The future for business in Brazil is deeply tied to the regaining of trust. The public has seen magnates like Batista rise on the promise of Brazil’s future only to fall amid scandal.

But the public has also seen Brazilians take the global stage, leading some of the world’s most admired companies, like Carlos Alves de Brito at Anheuser-Busch InBev or Carlos Ghosn at Renault-Nissan. Ghosn earned the nickname “Mr. Fix-It” for his turnaround of Nissan and has been widely credited for a trans-cultural leadership style that challenged Japanese business norms while still honoring the automaker’s heritage. He did this by transparently announcing his plan, stressing a culture of meritocracy, opening up dialogue with stakeholders and taking accountability for the company’s success.

What lessons can we learn from the past to turn crisis into opportunity and seize this moment as a time for Brazilian businesses to lead?

Here’s a blueprint for how Brazil can own this moment for positive change, rather than follow in the U.S.’s footsteps:

  • Be a principles-based business that is committed to making business good for society at large.
  • Commit to governance and set a framework for transparent accountability. Appoint internationally-recognized board members and ensure your board has the authority to enact actionable change for transparent governance. What you are going to do to change the status quo? Then do it, measure it and ask the public for feedback on your progress. Like any relationship, that is how you prove yourself and build trust.
  • Collaborate with like-minded companies, regulators and civic groups. You can’t do this alone, but collective action can build an environment that will enable your success.
  • Talk to your employees, tell them what’s going on and let them go forward. Consumers want to hear from a “person like me” and no one is better equipped to carry that message than your own employees serving on the front lines of your business.
  • Your CEO cannot hide. Push your CEO to stand for something beyond the numbers—engagement and integrity—and tell the story thoroughly.
  • Recognize you need to be your own media company and push your story through owned, earned and social channels with a healthy dose of paid to ensure you reach the right audience.

In today’s environment, business has the biggest opportunity of any institution to map tangible change and lead. Think about how Samsung’s success paved the way for South Korea to rise. Natura, Suzano and Votorantim, Banco Itaú, Embraer… could these be the companies that can help pave the way for Brand Brazil?

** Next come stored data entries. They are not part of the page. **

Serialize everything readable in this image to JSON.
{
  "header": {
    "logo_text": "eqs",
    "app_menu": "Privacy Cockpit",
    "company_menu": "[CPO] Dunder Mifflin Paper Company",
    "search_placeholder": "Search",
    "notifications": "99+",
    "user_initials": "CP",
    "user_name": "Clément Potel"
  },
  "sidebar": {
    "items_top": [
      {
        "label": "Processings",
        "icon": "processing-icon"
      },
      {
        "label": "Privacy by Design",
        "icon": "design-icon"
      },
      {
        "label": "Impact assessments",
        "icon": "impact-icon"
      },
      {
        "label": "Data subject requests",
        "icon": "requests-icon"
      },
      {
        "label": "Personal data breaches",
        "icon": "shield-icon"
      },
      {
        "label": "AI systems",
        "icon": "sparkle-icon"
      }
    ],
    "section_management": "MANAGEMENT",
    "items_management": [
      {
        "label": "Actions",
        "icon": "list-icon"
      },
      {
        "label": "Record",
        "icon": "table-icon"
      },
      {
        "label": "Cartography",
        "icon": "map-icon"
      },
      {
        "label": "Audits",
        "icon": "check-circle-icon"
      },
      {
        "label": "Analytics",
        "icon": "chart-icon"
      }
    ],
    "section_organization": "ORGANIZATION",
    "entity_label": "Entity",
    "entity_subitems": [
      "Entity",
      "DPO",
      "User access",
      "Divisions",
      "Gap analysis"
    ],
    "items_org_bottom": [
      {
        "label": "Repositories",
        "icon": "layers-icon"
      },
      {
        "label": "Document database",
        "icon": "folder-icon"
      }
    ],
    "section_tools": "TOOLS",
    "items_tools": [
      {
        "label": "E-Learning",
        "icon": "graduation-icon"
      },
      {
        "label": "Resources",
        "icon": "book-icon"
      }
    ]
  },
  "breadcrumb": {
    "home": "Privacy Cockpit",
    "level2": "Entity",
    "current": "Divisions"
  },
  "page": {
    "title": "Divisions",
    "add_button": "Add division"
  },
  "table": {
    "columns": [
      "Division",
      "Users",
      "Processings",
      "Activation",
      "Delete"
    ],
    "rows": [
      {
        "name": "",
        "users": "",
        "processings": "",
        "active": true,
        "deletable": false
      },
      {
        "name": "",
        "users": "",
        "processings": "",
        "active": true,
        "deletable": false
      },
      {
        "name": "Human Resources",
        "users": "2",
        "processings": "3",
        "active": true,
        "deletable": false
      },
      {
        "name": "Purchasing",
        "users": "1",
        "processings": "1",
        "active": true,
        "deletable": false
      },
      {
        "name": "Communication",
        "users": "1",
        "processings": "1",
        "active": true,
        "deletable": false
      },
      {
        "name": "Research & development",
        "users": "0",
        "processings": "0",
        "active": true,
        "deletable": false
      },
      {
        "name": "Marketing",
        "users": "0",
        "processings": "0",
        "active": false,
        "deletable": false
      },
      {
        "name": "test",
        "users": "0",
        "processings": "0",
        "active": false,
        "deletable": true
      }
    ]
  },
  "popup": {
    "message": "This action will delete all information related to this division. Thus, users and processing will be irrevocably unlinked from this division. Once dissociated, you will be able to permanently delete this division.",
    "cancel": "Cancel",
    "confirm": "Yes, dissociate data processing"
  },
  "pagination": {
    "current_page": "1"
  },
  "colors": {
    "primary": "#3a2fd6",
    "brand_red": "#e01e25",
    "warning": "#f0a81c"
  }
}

No one is advocating for Brazil to leave its culture behind. Brazil is a unique animal—it is not the United States, nor should it be. I know and appreciate that chaos can give birth to creativity, but an underlying structure to instill confidence is necessary to get to the next stage in your development.

Ginga is a beautiful and enviable way to play futebol. It’s not a way to run a trusted business on the international stage. But Brazil can retain its vibrant culture and transcend the trust gap.

Five years from now, Brazilian corporations can be thought of as the best in corporate governance, the best in sustainability practices, the best in employee relations—the very best of what is possible in a country that can no longer hide behind the “developing country” label.

Brazil can win. But only by doing it the right way.